As proof that it happens everywhere, a little side note: I've always worked in PR. Years ago, I had one of Baltimore's largest healthcare systems as a client. We had doctors doing great and wonderful things and I'd pitch all the great and wonderful things they were doing to local news outlets. On a regular basis, I'd see a story I pitched end up on the news using a doctor from Johns Hopkins simply b/c Hopkins has the name. All my work down the drain since my client wasn't even called upon. It's the way the cookie crumbles and the way the PR person gets an aneurysm. But hey, thems the breaks. If it makes any difference I love you more than I love Stephanie Meyer. ;-) I've never even read Twilight. *shrugs*
heatherwpetty
Sep. 1st, 2009 05:21 pm (UTC)
You are so right...

Holly Black
Melissa Marr
Maureen Johnson
John Green
Ellen Hopkins ;)

The list goes on and on.

One writer doesn't sustain an entire genre.

And really, the best thing about YA is how diverse it is. But instead of sectioning off the books by genre, they're all grouped together, which I love.

YA is a rich and full genre. To focus on a single author and one series of books is to deny the real impact YA has in the publishing marketplace.
karenkincy
Sep. 1st, 2009 05:47 pm (UTC)
Amen!

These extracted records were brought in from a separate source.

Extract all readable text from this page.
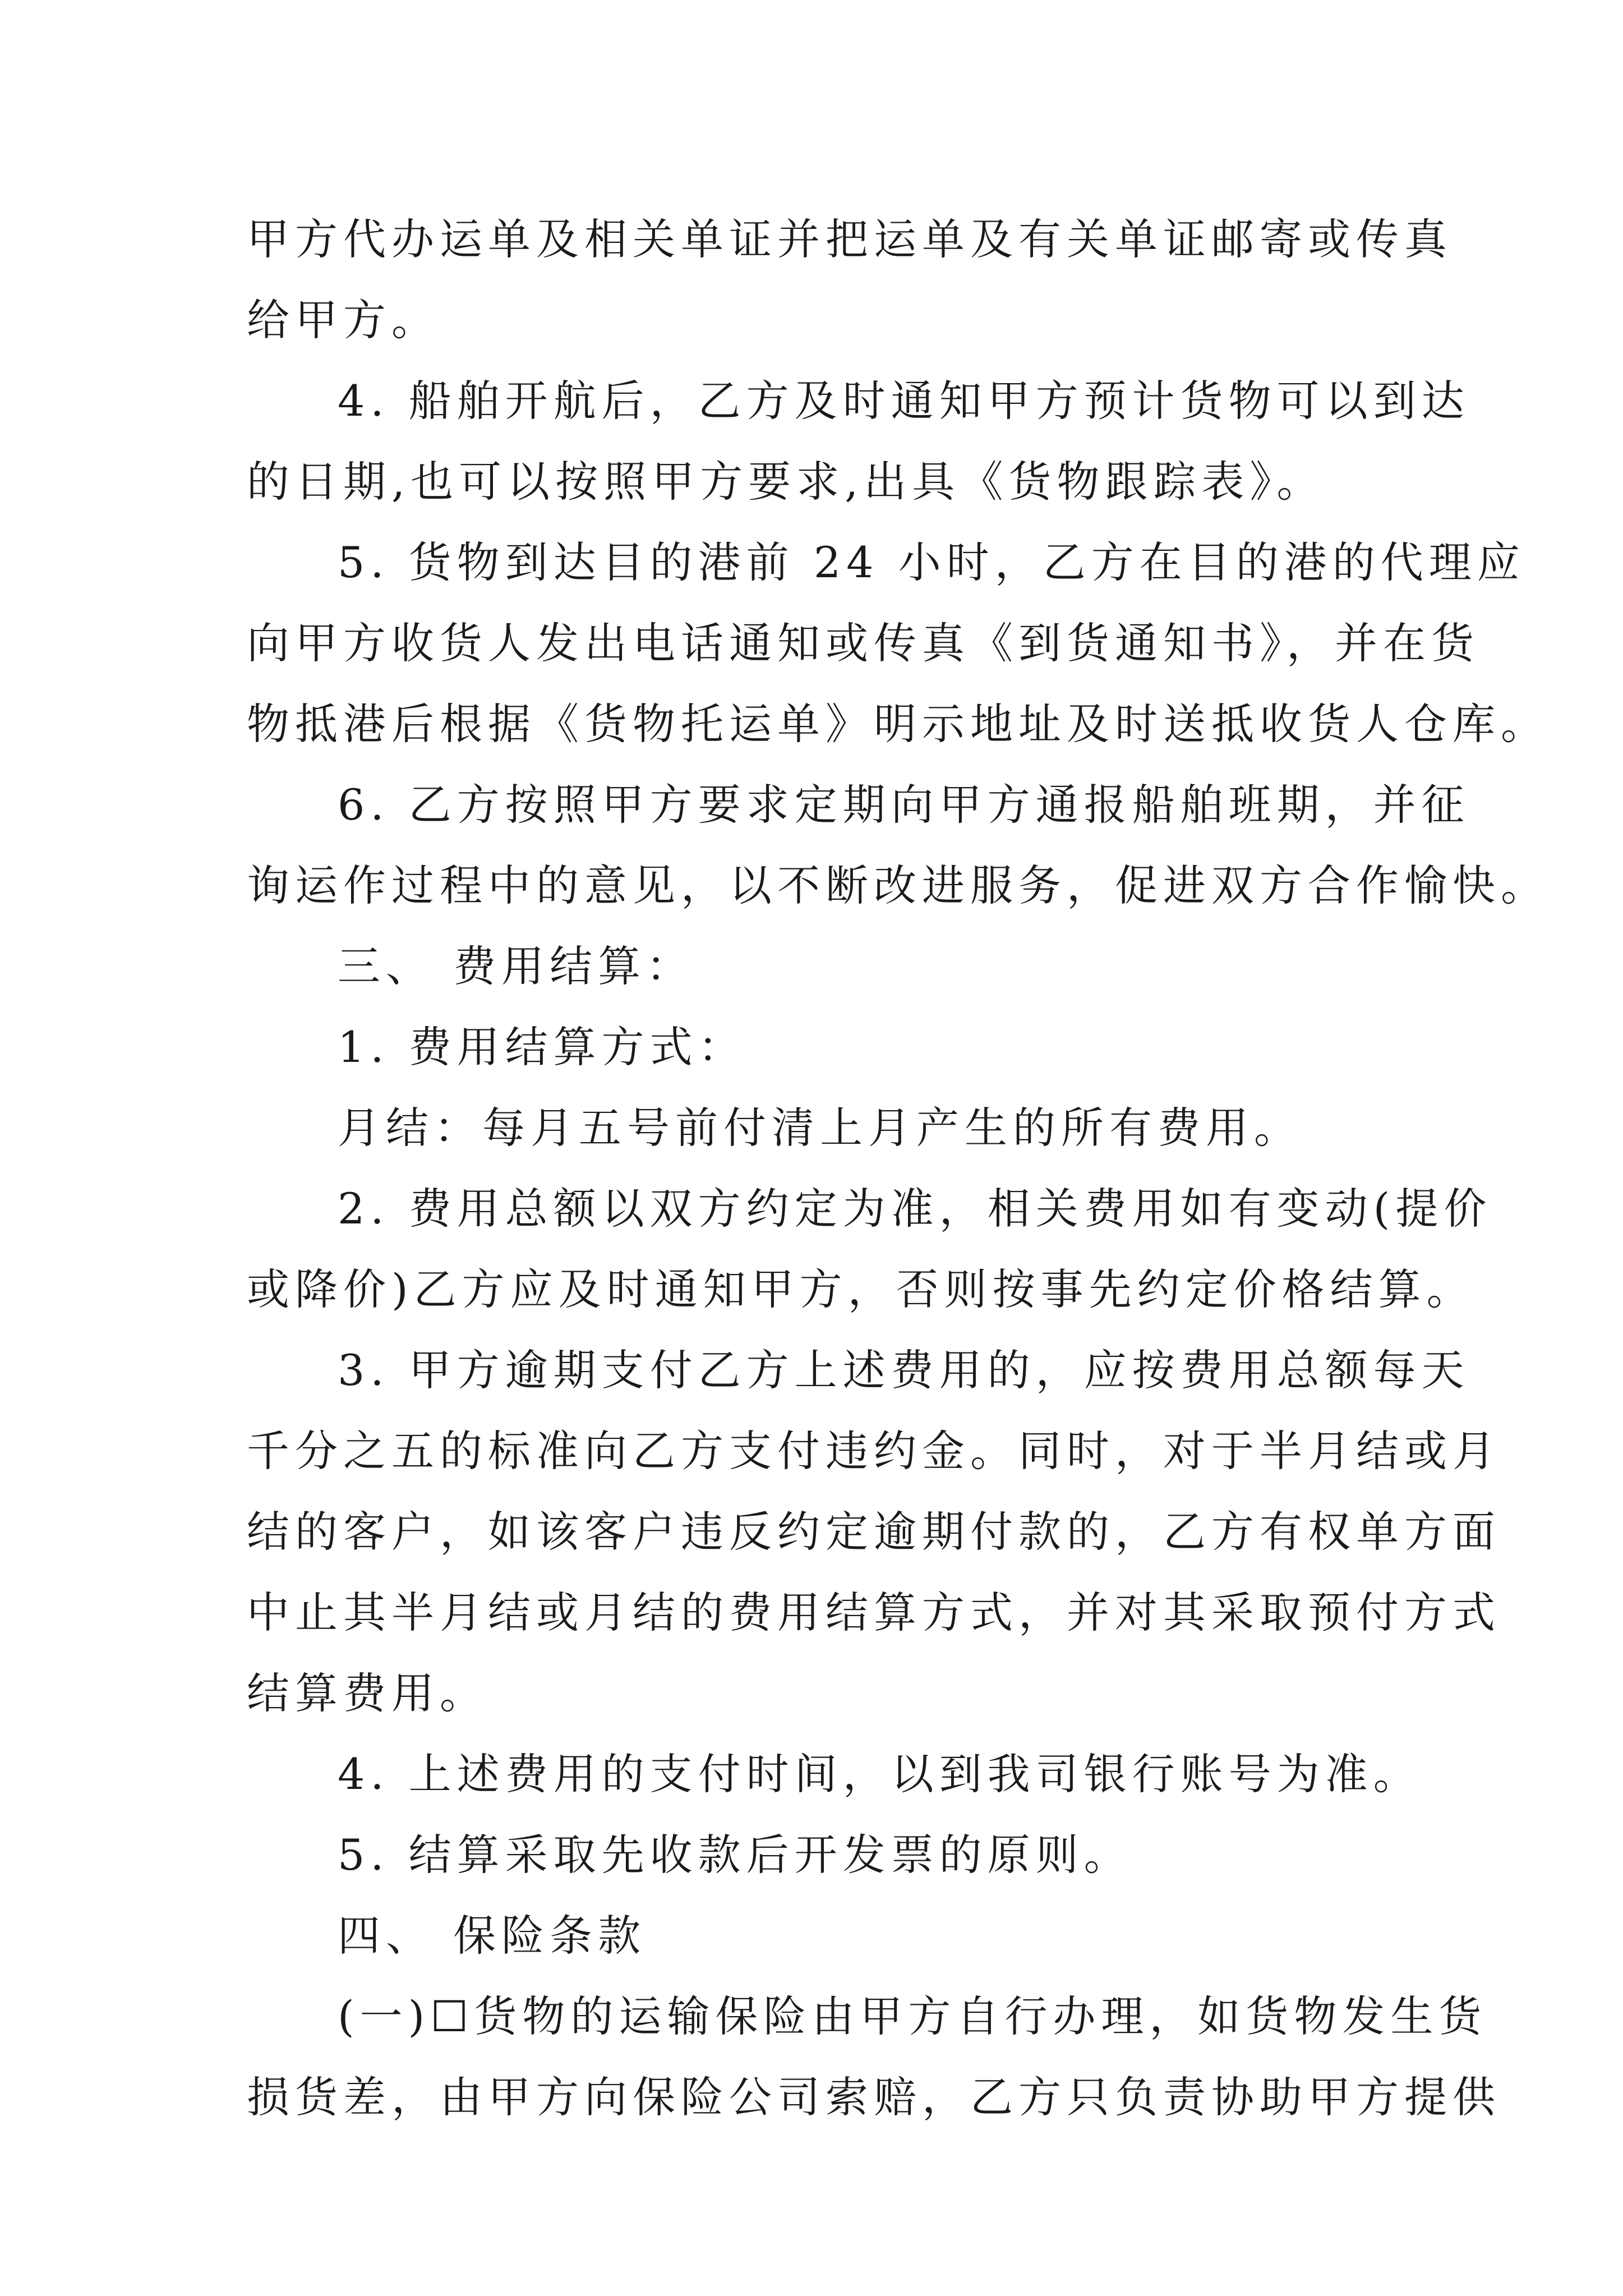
甲方代办运单及相关单证并把运单及有关单证邮寄或传真
给甲方。
4. 船舶开航后，乙方及时通知甲方预计货物可以到达
的日期,也可以按照甲方要求,出具《货物跟踪表》。
5. 货物到达目的港前 24 小时，乙方在目的港的代理应
向甲方收货人发出电话通知或传真《到货通知书》，并在货
物抵港后根据《货物托运单》明示地址及时送抵收货人仓库。
6. 乙方按照甲方要求定期向甲方通报船舶班期，并征
询运作过程中的意见，以不断改进服务，促进双方合作愉快。
三、 费用结算：
1. 费用结算方式：
月结：每月五号前付清上月产生的所有费用。
2. 费用总额以双方约定为准，相关费用如有变动(提价
或降价)乙方应及时通知甲方，否则按事先约定价格结算。
3. 甲方逾期支付乙方上述费用的，应按费用总额每天
千分之五的标准向乙方支付违约金。同时，对于半月结或月
结的客户，如该客户违反约定逾期付款的，乙方有权单方面
中止其半月结或月结的费用结算方式，并对其采取预付方式
结算费用。
4. 上述费用的支付时间，以到我司银行账号为准。
5. 结算采取先收款后开发票的原则。
四、 保险条款
(一)☐货物的运输保险由甲方自行办理，如货物发生货
损货差，由甲方向保险公司索赔，乙方只负责协助甲方提供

I particularly agree about the influence of Anderson, Pierce, and Klause. I was reading them (and still do) far before TWILIGHT, and they remain much higher on my mental bookshelf.
nojokeinhere
Sep. 2nd, 2009 01:14 am (UTC)
Thank you for this entry. I couldn't agree with you more, and this needed to be written.
kimmiepoppins
Sep. 2nd, 2009 03:20 am (UTC)
Thanks for the friend Ellen. Just for the record, my local SCBWI Shop Talk was discussing the hot thread on Verla's Blue Boards about responsibility in writing YA and your book and Laurie's were a big part of the discussion, but Twilight was no where in sight LOL! Thanks for paving the way for those of us who need to write about what is deeply important to us. :o)
alybee930
Sep. 2nd, 2009 05:04 am (UTC)
It so needed to be said "thank you" for saying it. The quality and diversity of YA fiction has grown so much in the past couple of decades and it truly is coming into it's own. And hopefully more and more writers will get the recognition that they deserve.
acoppedge
Sep. 2nd, 2009 09:31 am (UTC)
We were discussing this at work recently (I'm a teen librarian). Focusing on teens is kind of a new phenomenon in libraries . . . creating space just for them, spending more money buying young adult fiction, hosting teen programs. There was nothing like this when I was a teenager and suddenly it is a major thrust of youth services departments across the country.

I think it's interesting and wonderful that teens are not "those crazy kids," up to no good and looking to cause trouble, from the perspective of libraries and bookstores. There are sections just for them where they can find books and magazines they're interested in, and where they can hang out. (Our teen room is even glassed in with a door so they can be a little bit louder without worrying about disturbing other library patrons.)

I also thank the children's bestseller list, many thanks to J. K. Rowling. People seem to be taking YA more seriously than ever before.
dani_bookworm91
Sep. 8th, 2009 12:16 am (UTC)
Thank you. I totally agree. I was into reading Young Adult books way before twilight was released. I read them because the storys seemed interesting and they were really good. Some of my favorite books have never seemed to achieve widespread money success, but are some of the most beautifully written books in the YA genre.